Bukti Potong PPh Pasal 21 dan/atau Pasal 26 di Era Coretax
Sumber: Freepik
Sejak beralih ke sistem Coretax, terdapat beberapa perubahan terminologi yang digunakan dalam administrasi perpajakan. Salah satunya adalah bukti potong Pajak Penghasilan (PPh) Pasal 21 dan/atau Pasal 26. Dulu, bukti potong PPh Pasal 21 dan/atau Pasal 26 disebut Formulir 1721-A1, 1721-A2, Formulir 1721-VI, Formulir 1721-VII, dan Formulir 1721-VIII. Kini, terminologi tersebut berubah. Berikut adalah terminologi baru yang digunakan untuk bukti potong PPh Pasal 21 dan/atau Pasal 26:
- Formulir BPA1 - Bukti Pemotongan Pajak Penghasilan Pasal 21 bagi Pegawai Tetap atau Pensiunan yang Menerima Uang terkait Pensiun secara Berkala;
- Formulir BPA2 - Bukti Pemotongan Pajak Penghasilan Pasal 21 bagi Pegawai Negeri Sipil atau Anggota Tentara Nasional Indonesia atau Anggota Kepolisian Republik Indonesia atau Pejabat Negara atau Pensiunannya;
- Formulir BP21 - Bukti Pemotongan Pajak Penghasilan Pasal 21 yang Tidak Bersifat Final dan Pajak Penghasilan Pasal 21 yang Bersifat Final; dan
- Formulir BP26 - Bukti Pemotongan Pajak Penghasilan Pasal 26 atau Withholding Slip Article 26 Income Tax.
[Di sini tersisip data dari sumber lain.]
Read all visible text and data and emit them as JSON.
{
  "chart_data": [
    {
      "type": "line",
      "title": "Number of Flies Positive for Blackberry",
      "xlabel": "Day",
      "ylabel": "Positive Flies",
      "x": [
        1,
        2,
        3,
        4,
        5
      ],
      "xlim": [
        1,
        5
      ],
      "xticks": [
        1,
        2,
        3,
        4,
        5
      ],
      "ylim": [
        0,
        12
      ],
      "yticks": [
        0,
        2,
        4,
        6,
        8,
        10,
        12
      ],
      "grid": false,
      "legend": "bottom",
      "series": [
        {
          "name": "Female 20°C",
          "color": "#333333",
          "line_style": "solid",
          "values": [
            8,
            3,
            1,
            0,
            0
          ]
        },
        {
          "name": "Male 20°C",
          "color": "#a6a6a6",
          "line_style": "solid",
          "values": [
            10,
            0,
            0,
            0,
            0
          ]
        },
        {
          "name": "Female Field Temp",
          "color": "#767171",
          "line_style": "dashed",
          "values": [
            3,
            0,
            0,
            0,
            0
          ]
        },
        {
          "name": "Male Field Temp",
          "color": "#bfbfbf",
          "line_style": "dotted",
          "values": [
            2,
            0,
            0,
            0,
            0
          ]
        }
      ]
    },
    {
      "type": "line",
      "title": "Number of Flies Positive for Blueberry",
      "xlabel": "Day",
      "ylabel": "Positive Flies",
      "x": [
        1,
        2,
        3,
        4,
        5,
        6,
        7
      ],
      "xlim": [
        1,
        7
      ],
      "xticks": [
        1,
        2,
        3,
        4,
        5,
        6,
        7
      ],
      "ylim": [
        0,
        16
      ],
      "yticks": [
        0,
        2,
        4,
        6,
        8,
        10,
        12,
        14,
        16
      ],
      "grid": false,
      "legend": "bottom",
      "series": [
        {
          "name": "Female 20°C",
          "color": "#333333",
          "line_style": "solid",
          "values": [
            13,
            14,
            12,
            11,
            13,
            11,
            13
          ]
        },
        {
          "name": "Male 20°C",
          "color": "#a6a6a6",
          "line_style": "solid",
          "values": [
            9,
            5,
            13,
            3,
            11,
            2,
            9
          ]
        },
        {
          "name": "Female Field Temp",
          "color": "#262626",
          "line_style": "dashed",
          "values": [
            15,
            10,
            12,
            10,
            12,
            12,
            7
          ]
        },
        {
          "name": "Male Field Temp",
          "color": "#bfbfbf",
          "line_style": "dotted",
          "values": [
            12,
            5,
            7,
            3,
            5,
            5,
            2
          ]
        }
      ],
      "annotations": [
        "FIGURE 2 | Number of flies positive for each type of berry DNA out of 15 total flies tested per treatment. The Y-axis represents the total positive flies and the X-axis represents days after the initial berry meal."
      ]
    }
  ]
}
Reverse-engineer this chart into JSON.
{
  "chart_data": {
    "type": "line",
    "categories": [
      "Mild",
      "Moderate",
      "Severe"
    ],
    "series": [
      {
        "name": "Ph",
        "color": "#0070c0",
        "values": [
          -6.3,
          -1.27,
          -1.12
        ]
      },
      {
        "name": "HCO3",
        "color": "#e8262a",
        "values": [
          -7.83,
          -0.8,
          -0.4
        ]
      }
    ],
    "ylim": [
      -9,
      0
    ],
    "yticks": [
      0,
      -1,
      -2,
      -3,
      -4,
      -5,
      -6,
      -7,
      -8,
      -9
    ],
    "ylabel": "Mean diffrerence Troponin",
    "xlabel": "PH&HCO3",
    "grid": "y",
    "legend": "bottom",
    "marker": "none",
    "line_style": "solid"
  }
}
Sebagai tambahan, bukti potong PPh Pasal 21 dan/atau Pasal 26 di era Coretax berbentuk Dokumen Elektronik yang dibuat melalui modul eBupot dan dicantumkan tanda tangan berbentuk Tanda Tangan Elektronik sesuai dengan ketentuan peraturan perundang-undangan di bidang perpajakan.